Kanzler Kohl will wegen der angeblich steigenden Zahl von Asylbewerbern sogar den »Staatsnotstand« ausrufen. Auch prominente SPD-Vertreter wie der nordrhein-westfälische SPD-Fraktionschef Friedhelm Farthmann hetzen mit: »Gegebenenfalls Überprüfung nur durch einen Einzelrichter, am besten an Ort und Stelle, dann an Kopf und Kragen packen und raus damit.«
Nazis greifen an
Die von oben dirigierte »Asylflut«- Kampagne ermutigt die Nazis, in die Offensive zu gehen. In Rostock-Lichtenhagen kommt es im August 1992 zu den schwersten rassistischen Ausschreitungen seit Bestehen der Bundesrepublik. Über mehrere Tage greifen hunderte Neonazis die Zentrale Aufnahmestelle für Asylbewerber in Mecklenburg-Vorpommern an.

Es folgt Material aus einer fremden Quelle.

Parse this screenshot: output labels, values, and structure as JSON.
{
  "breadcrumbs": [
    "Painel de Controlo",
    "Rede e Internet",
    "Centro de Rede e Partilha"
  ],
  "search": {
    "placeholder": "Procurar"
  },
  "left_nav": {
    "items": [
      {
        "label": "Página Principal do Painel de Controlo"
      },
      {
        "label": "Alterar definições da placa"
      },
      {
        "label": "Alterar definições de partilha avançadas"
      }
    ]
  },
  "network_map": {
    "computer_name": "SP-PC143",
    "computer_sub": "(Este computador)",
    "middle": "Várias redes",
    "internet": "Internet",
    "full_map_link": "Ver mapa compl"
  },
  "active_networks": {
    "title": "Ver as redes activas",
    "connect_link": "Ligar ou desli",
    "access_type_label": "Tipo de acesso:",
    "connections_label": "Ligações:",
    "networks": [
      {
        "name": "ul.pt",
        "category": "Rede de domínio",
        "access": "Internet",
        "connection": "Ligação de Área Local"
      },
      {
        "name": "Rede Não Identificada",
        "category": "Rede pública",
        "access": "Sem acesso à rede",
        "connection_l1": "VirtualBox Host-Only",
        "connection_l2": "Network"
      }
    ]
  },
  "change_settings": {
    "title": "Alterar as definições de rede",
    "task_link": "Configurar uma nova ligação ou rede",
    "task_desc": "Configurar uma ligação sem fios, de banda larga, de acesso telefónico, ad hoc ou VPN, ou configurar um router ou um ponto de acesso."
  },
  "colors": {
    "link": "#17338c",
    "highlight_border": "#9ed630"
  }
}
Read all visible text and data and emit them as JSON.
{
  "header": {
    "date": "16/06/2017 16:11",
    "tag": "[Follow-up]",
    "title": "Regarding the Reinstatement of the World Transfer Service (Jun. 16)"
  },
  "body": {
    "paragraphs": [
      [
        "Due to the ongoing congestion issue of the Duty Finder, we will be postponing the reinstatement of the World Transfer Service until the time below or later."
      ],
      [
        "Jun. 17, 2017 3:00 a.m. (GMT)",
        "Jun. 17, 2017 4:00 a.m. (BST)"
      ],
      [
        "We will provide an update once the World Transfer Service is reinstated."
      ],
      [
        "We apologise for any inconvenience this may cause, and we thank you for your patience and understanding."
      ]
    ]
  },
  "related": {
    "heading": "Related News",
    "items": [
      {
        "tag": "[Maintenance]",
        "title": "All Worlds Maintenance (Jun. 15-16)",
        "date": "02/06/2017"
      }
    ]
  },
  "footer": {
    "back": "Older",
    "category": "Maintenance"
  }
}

Sie grölen, sie prügeln, sie zündeln: »Jetzt werdet ihr geröstet«, »Ausländer raus«, »Sieg Heil« und »Wir kriegen euch alle«. Unter dem Beifall von 2000 Anwohnern steckt der Mob ein Hochhaus in Brand, in dem 100 Vietnamesen und einige Deutsche eingeschlossen sind. Nur weil die Eingesperrten sich selbst befreien können, wird niemand getötet.
Der Staat räumt das Feld
Die Polizei, die Stadt, das Land und die Bundesregierung überlassen den Neonazis das Feld – nicht nur in Rostock. Allein im Jahr 1992 werden 2639 gewalttätige Übergriffe von Faschisten registriert. Zwei Jahre zuvor waren es gerade einmal 309. Nur zwei Monate nach den Krawallen in Rostock verüben Neonazis einem Brandanschlag auf zwei von türkischen Familien bewohnte Häuser in der schleswig-holsteinischen Kleinstadt Mölln. Dabei verbrennen ein zehn- und ein vierzehnjähriges Mädchen sowie ihre Großmutter. Nazis töten in dem Jahr insgesamt 27 Menschen – so viele wie nie zuvor.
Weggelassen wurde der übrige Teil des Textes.